Num mundo cheio de crises, doenças e insuficiências humanas nada pode chamar mais atenção do que uma cura milagrosa realizada pelo poder de Deus. Desde os tempos bíblicos, as pessoas eram atraídas a Jesus por meio da cura. Ainda hoje, milhares de igrejas cristãs em todo o mundo pregam a cura divina, proclamam o poder físico de Cristo e colecionam muitos testemunhos impressionantes de milagres que, surpreendentemente, parecem ter sido pouco investigados. Em todo o mundo, milhares e milhares de pessoas afirmam terem recebido curas milagrosas e inexplicáveis.

Todavia, a proclamação de cura sobrenatural não é exclusividade cristã. Muitos outros movimentos religiosos também proclamam a cura e fazem rituais com o propósito de sarar enfermidades. Isso é uma realidade em quase todas os movimentos religiosos do mundo. Muitas são as práticas mágicas e místicas associadas direta ou indiretamente a milagres, principalmente na realidade religiosa nacional. Essas práticas são muito conhecidas e disseminadas em nossos dias.

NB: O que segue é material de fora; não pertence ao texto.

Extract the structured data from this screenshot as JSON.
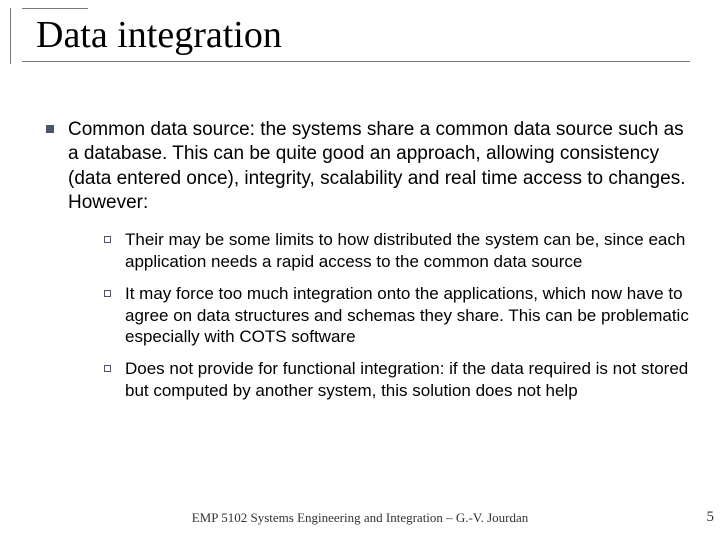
{
  "slide": {
    "title": "Data integration",
    "main": {
      "text": "Common data source: the systems share a common data source such as a database. This can be quite good an approach, allowing consistency (data entered once), integrity, scalability and real time access to changes. However:",
      "subs": [
        "Their may be some limits to how distributed the system can be, since each application needs a rapid access to the common data source",
        "It may force too much integration onto the applications, which now have to agree on data structures and schemas they share. This can be problematic especially with COTS software",
        "Does not provide for functional integration: if the data required is not stored but computed by another system, this solution does not help"
      ]
    },
    "footer": "EMP 5102 Systems Engineering and Integration – G.-V. Jourdan",
    "page": "5"
  }
}
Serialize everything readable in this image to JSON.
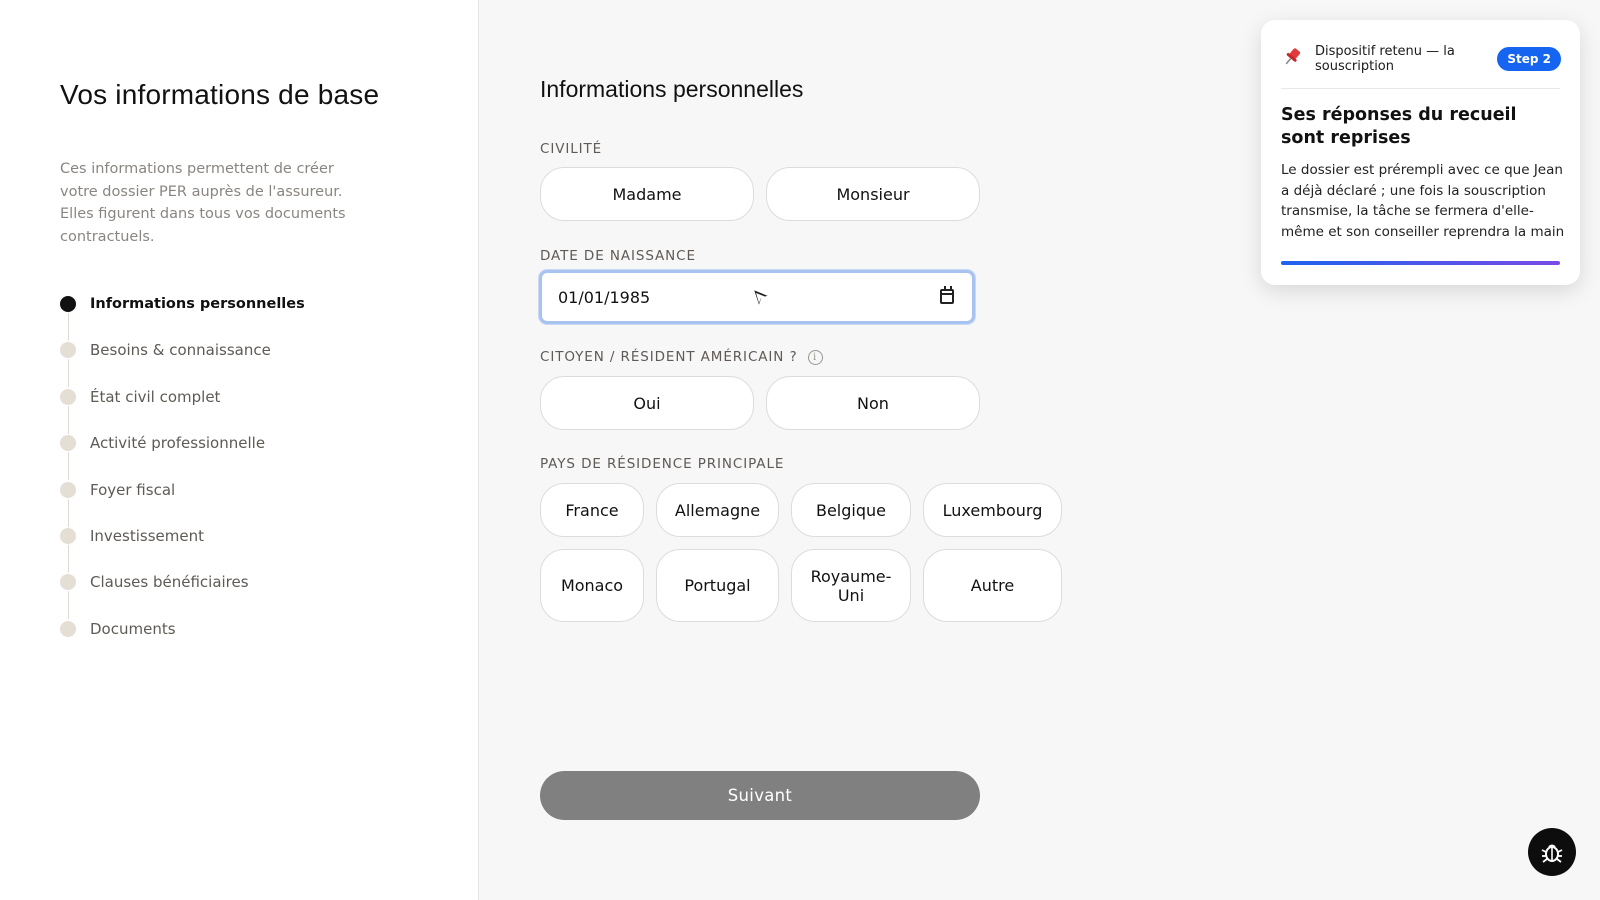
{
  "sidebar": {
    "title": "Vos informations de base",
    "description": "Ces informations permettent de créer votre dossier PER auprès de l'assureur. Elles figurent dans tous vos documents contractuels.",
    "steps": [
      {
        "label": "Informations personnelles",
        "active": true
      },
      {
        "label": "Besoins & connaissance",
        "active": false
      },
      {
        "label": "État civil complet",
        "active": false
      },
      {
        "label": "Activité professionnelle",
        "active": false
      },
      {
        "label": "Foyer fiscal",
        "active": false
      },
      {
        "label": "Investissement",
        "active": false
      },
      {
        "label": "Clauses bénéficiaires",
        "active": false
      },
      {
        "label": "Documents",
        "active": false
      }
    ]
  },
  "form": {
    "title": "Informations personnelles",
    "civility": {
      "label": "CIVILITÉ",
      "options": [
        "Madame",
        "Monsieur"
      ]
    },
    "birthdate": {
      "label": "DATE DE NAISSANCE",
      "value": "01/01/1985"
    },
    "us_citizen": {
      "label": "CITOYEN / RÉSIDENT AMÉRICAIN ?",
      "info_glyph": "i",
      "options": [
        "Oui",
        "Non"
      ]
    },
    "country": {
      "label": "PAYS DE RÉSIDENCE PRINCIPALE",
      "options": [
        "France",
        "Allemagne",
        "Belgique",
        "Luxembourg",
        "Monaco",
        "Portugal",
        "Royaume-Uni",
        "Autre"
      ]
    },
    "submit_label": "Suivant"
  },
  "guide_card": {
    "icon": "pushpin-icon",
    "heading": "Dispositif retenu — la souscription",
    "badge": "Step 2",
    "title": "Ses réponses du recueil sont reprises",
    "body": "Le dossier est prérempli avec ce que Jean a déjà déclaré ; une fois la souscription transmise, la tâche se fermera d'elle-même et son conseiller reprendra la main",
    "progress": 1.0
  },
  "colors": {
    "accent": "#1565f0",
    "submit_bg": "#808080",
    "focus_ring": "#a8c3f0"
  }
}
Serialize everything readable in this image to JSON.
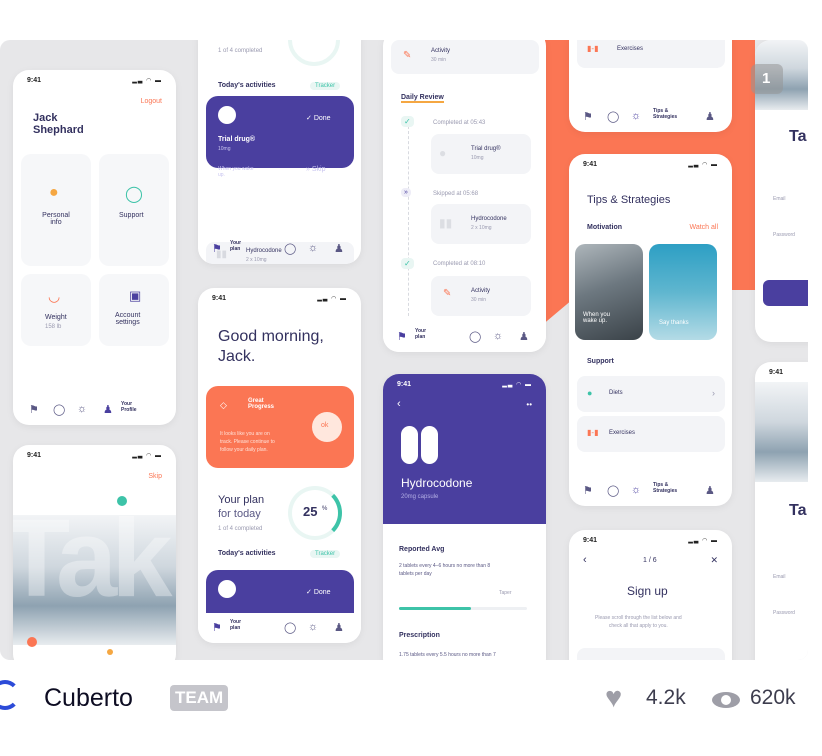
{
  "colors": {
    "purple": "#4a3f9f",
    "orange": "#fb7654",
    "teal": "#3dc3a8"
  },
  "badge": {
    "count": "1"
  },
  "status": {
    "time": "9:41"
  },
  "profile": {
    "logout": "Logout",
    "name_line1": "Jack",
    "name_line2": "Shephard",
    "personal": "Personal\ninfo",
    "support": "Support",
    "weight": "Weight",
    "weight_value": "158 lb",
    "account": "Account\nsettings",
    "your_profile": "Your\nProfile"
  },
  "plan_top": {
    "completed": "1 of 4 completed",
    "today": "Today's activities",
    "tracker": "Tracker",
    "drug": "Trial drug®",
    "dose": "10mg",
    "done": "Done",
    "wake": "When you wake\nup.",
    "skip": "Skip",
    "hydro": "Hydrocodone",
    "hydro_dose": "2 x 10mg",
    "your_plan": "Your\nplan"
  },
  "morning": {
    "greeting1": "Good morning,",
    "greeting2": "Jack.",
    "great": "Great\nProgress",
    "body": "It looks like you are on\ntrack. Please continue to\nfollow your daily plan.",
    "ok": "ok",
    "plan1": "Your plan",
    "plan2": "for today",
    "completed": "1 of 4 completed",
    "percent": "25",
    "percent_sign": "%",
    "today": "Today's activities",
    "tracker": "Tracker",
    "done": "Done",
    "your_plan": "Your\nplan"
  },
  "skip_screen": {
    "skip": "Skip",
    "letters": "Tak"
  },
  "review": {
    "activity": "Activity",
    "activity_time": "30 min",
    "daily": "Daily Review",
    "c1": "Completed at 05:43",
    "trial": "Trial drug®",
    "trial_dose": "10mg",
    "s1": "Skipped at 05:68",
    "hydro": "Hydrocodone",
    "hydro_dose": "2 x 10mg",
    "c2": "Completed at 08:10",
    "activity2": "Activity",
    "activity2_time": "30 min",
    "your_plan": "Your\nplan"
  },
  "hydro_screen": {
    "title": "Hydrocodone",
    "subtitle": "20mg capsule",
    "reported": "Reported Avg",
    "reported_text": "2 tablets every 4–6 hours no more than 8\ntablets per day",
    "taper": "Taper",
    "prescription": "Prescription",
    "prescription_text": "1.75 tablets every 5.5 hours no more than 7"
  },
  "tips_top": {
    "exercises": "Exercises",
    "tips": "Tips &\nStrategies"
  },
  "tips": {
    "title": "Tips & Strategies",
    "motivation": "Motivation",
    "watch_all": "Watch all",
    "card1": "When you\nwake up.",
    "card2": "Say thanks",
    "support": "Support",
    "diets": "Diets",
    "exercises": "Exercises",
    "tips": "Tips &\nStrategies"
  },
  "signup": {
    "progress": "1 / 6",
    "title": "Sign up",
    "body": "Please scroll through the list below and\ncheck all that apply to you."
  },
  "login_edge": {
    "heading": "Ta",
    "email": "Email",
    "password": "Password"
  },
  "footer": {
    "team_name": "Cuberto",
    "team_badge": "TEAM",
    "likes": "4.2k",
    "views": "620k"
  }
}
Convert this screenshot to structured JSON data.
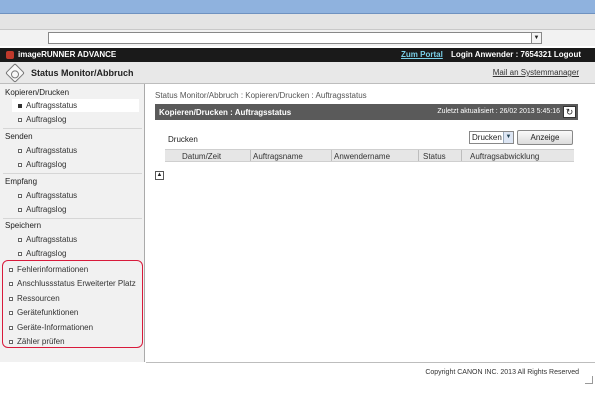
{
  "app": {
    "brand": "imageRUNNER ADVANCE",
    "portal_link": "Zum Portal",
    "login_text": "Login Anwender : 7654321 Logout"
  },
  "header": {
    "title": "Status Monitor/Abbruch",
    "mail_link": "Mail an Systemmanager"
  },
  "sidebar": {
    "groups": [
      {
        "label": "Kopieren/Drucken",
        "items": [
          "Auftragsstatus",
          "Auftragslog"
        ]
      },
      {
        "label": "Senden",
        "items": [
          "Auftragsstatus",
          "Auftragslog"
        ]
      },
      {
        "label": "Empfang",
        "items": [
          "Auftragsstatus",
          "Auftragslog"
        ]
      },
      {
        "label": "Speichern",
        "items": [
          "Auftragsstatus",
          "Auftragslog"
        ]
      }
    ],
    "extra_items": [
      "Fehlerinformationen",
      "Anschlussstatus Erweiterter Platz",
      "Ressourcen",
      "Gerätefunktionen",
      "Geräte-Informationen",
      "Zähler prüfen"
    ]
  },
  "main": {
    "breadcrumb": "Status Monitor/Abbruch : Kopieren/Drucken : Auftragsstatus",
    "panel_title": "Kopieren/Drucken : Auftragsstatus",
    "updated": "Zuletzt aktualisiert : 26/02 2013 5:45:16",
    "section_label": "Drucken",
    "select_value": "Drucken",
    "display_button": "Anzeige",
    "columns": [
      "Datum/Zeit",
      "Auftragsname",
      "Anwendername",
      "Status",
      "Auftragsabwicklung"
    ]
  },
  "footer": {
    "copyright": "Copyright CANON INC. 2013 All Rights Reserved"
  },
  "colors": {
    "highlight_border": "#d81a3b",
    "panel_header": "#5a5a5a",
    "app_bar": "#1a1a1a",
    "portal_link": "#7ad0e8"
  }
}
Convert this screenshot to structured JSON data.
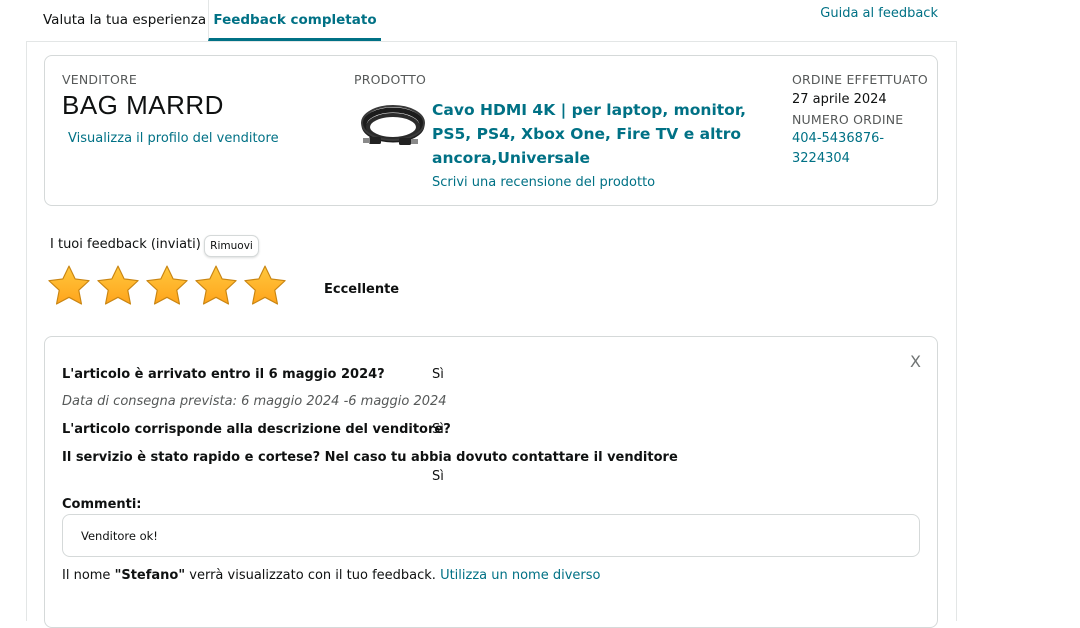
{
  "tabs": {
    "rate": "Valuta la tua esperienza",
    "completed": "Feedback completato"
  },
  "guide_link": "Guida al feedback",
  "seller": {
    "label": "VENDITORE",
    "name": "BAG MARRD",
    "profile_link": "Visualizza il profilo del venditore"
  },
  "product": {
    "label": "PRODOTTO",
    "title": "Cavo HDMI 4K | per laptop, monitor, PS5, PS4, Xbox One, Fire TV e altro ancora,Universale",
    "review_link": "Scrivi una recensione del prodotto",
    "image_icon": "hdmi-cable-image"
  },
  "order": {
    "placed_label": "ORDINE EFFETTUATO",
    "placed_date": "27 aprile 2024",
    "number_label": "NUMERO ORDINE",
    "number_value": "404-5436876-3224304"
  },
  "feedback": {
    "label": "I tuoi feedback (inviati)",
    "remove_button": "Rimuovi",
    "rating": 5,
    "rating_max": 5,
    "rating_text": "Eccellente",
    "star_color": "#ffa41c"
  },
  "details": {
    "close_label": "X",
    "q1": "L'articolo è arrivato entro il 6 maggio 2024?",
    "a1": "Sì",
    "delivery_note": "Data di consegna prevista: 6 maggio 2024 -6 maggio 2024",
    "q2": "L'articolo corrisponde alla descrizione del venditore?",
    "a2": "Sì",
    "q3": "Il servizio è stato rapido e cortese? Nel caso tu abbia dovuto contattare il venditore",
    "a3": "Sì",
    "comments_label": "Commenti:",
    "comment": "Venditore ok!",
    "name_prefix": "Il nome ",
    "name_value": "\"Stefano\"",
    "name_suffix": " verrà visualizzato con il tuo feedback. ",
    "name_link": "Utilizza un nome diverso"
  },
  "colors": {
    "link": "#007185",
    "border": "#d5d9d9"
  }
}
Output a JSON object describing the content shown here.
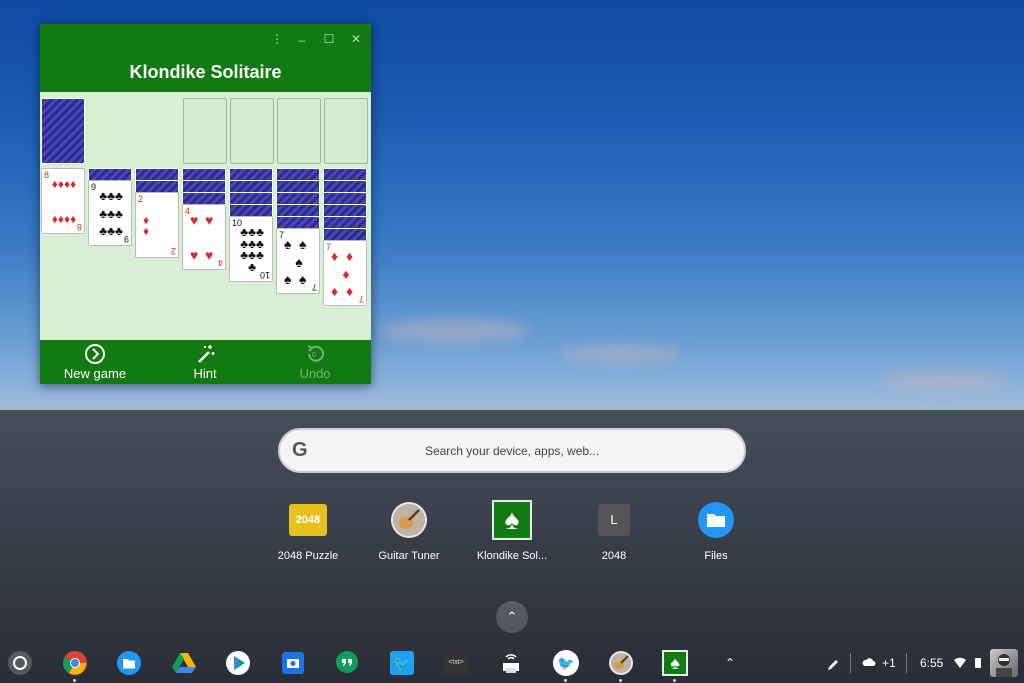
{
  "window": {
    "title": "Klondike Solitaire",
    "controls": {
      "menu": "⋮",
      "minimize": "_",
      "maximize": "☐",
      "close": "✕"
    },
    "bottom_bar": {
      "new_game": "New game",
      "hint": "Hint",
      "undo": "Undo",
      "undo_count": "0"
    }
  },
  "tableau": {
    "col1": {
      "rank": "8",
      "suit": "♦"
    },
    "col2": {
      "rank": "9",
      "suit": "♣"
    },
    "col3": {
      "rank": "2",
      "suit": "♦"
    },
    "col4": {
      "rank": "4",
      "suit": "♥"
    },
    "col5": {
      "rank": "10",
      "suit": "♣"
    },
    "col6": {
      "rank": "7",
      "suit": "♠"
    },
    "col7": {
      "rank": "7",
      "suit": "♦"
    }
  },
  "launcher": {
    "search_placeholder": "Search your device, apps, web...",
    "google_glyph": "G",
    "apps": [
      {
        "name": "2048 Puzzle",
        "icon": "2048"
      },
      {
        "name": "Guitar Tuner",
        "icon": "guitar-icon"
      },
      {
        "name": "Klondike Sol...",
        "icon": "spade-icon"
      },
      {
        "name": "2048",
        "icon": "L"
      },
      {
        "name": "Files",
        "icon": "folder-icon"
      }
    ],
    "expand": "⌃"
  },
  "shelf": {
    "txt_app": "<txt>",
    "up_arrow": "⌃"
  },
  "tray": {
    "notification_count": "+1",
    "time": "6:55"
  },
  "colors": {
    "window_green": "#117a11",
    "felt": "#d7f0d3",
    "card_back": "#2d2b92",
    "red_suit": "#d2302a"
  }
}
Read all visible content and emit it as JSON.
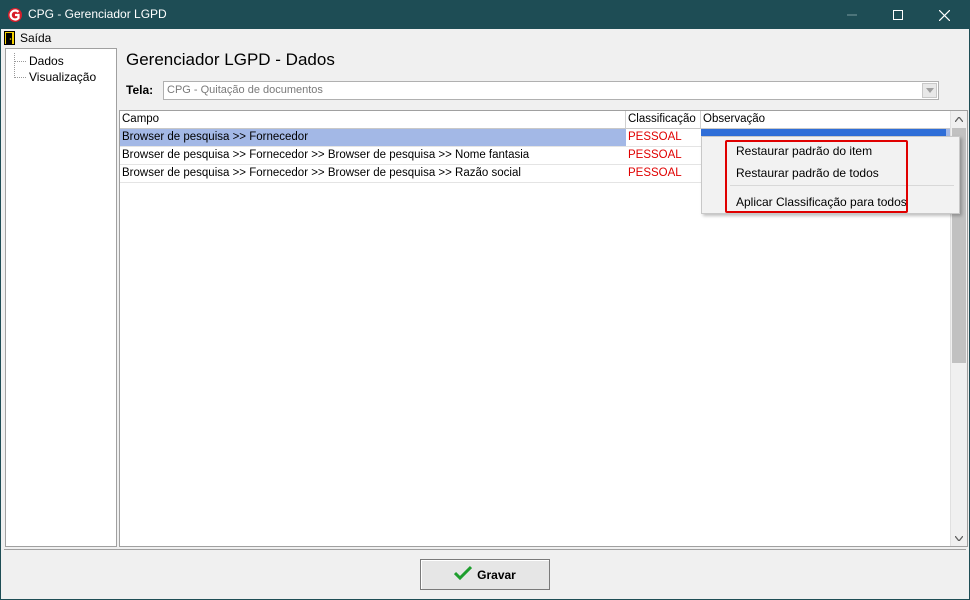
{
  "window": {
    "title": "CPG - Gerenciador LGPD"
  },
  "menu": {
    "exit_label": "Saída"
  },
  "tree": {
    "items": [
      "Dados",
      "Visualização"
    ]
  },
  "page": {
    "title": "Gerenciador LGPD - Dados"
  },
  "tela": {
    "label": "Tela:",
    "value": "CPG - Quitação de documentos"
  },
  "grid": {
    "columns": [
      "Campo",
      "Classificação",
      "Observação"
    ],
    "rows": [
      {
        "campo": "Browser de pesquisa >> Fornecedor",
        "classificacao": "PESSOAL",
        "observacao": ""
      },
      {
        "campo": "Browser de pesquisa >> Fornecedor >> Browser de pesquisa >>  Nome fantasia",
        "classificacao": "PESSOAL",
        "observacao": ""
      },
      {
        "campo": "Browser de pesquisa >> Fornecedor >> Browser de pesquisa >>  Razão social",
        "classificacao": "PESSOAL",
        "observacao": ""
      }
    ]
  },
  "context_menu": {
    "items": [
      "Restaurar padrão do item",
      "Restaurar padrão de todos",
      "Aplicar Classificação para todos"
    ]
  },
  "footer": {
    "save_label": "Gravar"
  },
  "colors": {
    "titlebar": "#1e4d55",
    "selection": "#a3b8e6",
    "classification_text": "#e00000",
    "highlight_box": "#e00000"
  }
}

Nos anos recentes muita gente tem ficado confusa com a questão da cura divina e sua genuinidade e base bíblica. A multiplicidade e a variedade dos movimentos evangélicos, aparentemente, têm sido marcadas por certo sincretismo em muitos ambientes. Muitos rituais realizados em ambientes evangélicos do ponto de vista fenomenológico se aproximam de rituais esotéricos e místicos não cristãos. Isso provoca dúvida e questionamento generalizado sobre a legitimidade bíblica e teológica do que vemos hoje.

Questionados sobre suas práticas, os evangélicos mais místicos certamente responderiam que estão agindo com fundamentação bíblica. Seguramente, eles apontariam para certos textos bíblicos como:

“Em número cada vez maior, homens e mulheres criam no Senhor e lhes eram acrescentados, de modo que o povo também levava os doentes às ruas e os colocava em camas e macas, para que pelo menos a sombra de Pedro se projetasse sobre alguns, enquanto ele passava. Afluíam também multidões das cidades próximas a Jerusalém, trazendo seus doentes e os que eram atormentados por espíritos imundos; e todos eram curados”. (Atos 5.14-16)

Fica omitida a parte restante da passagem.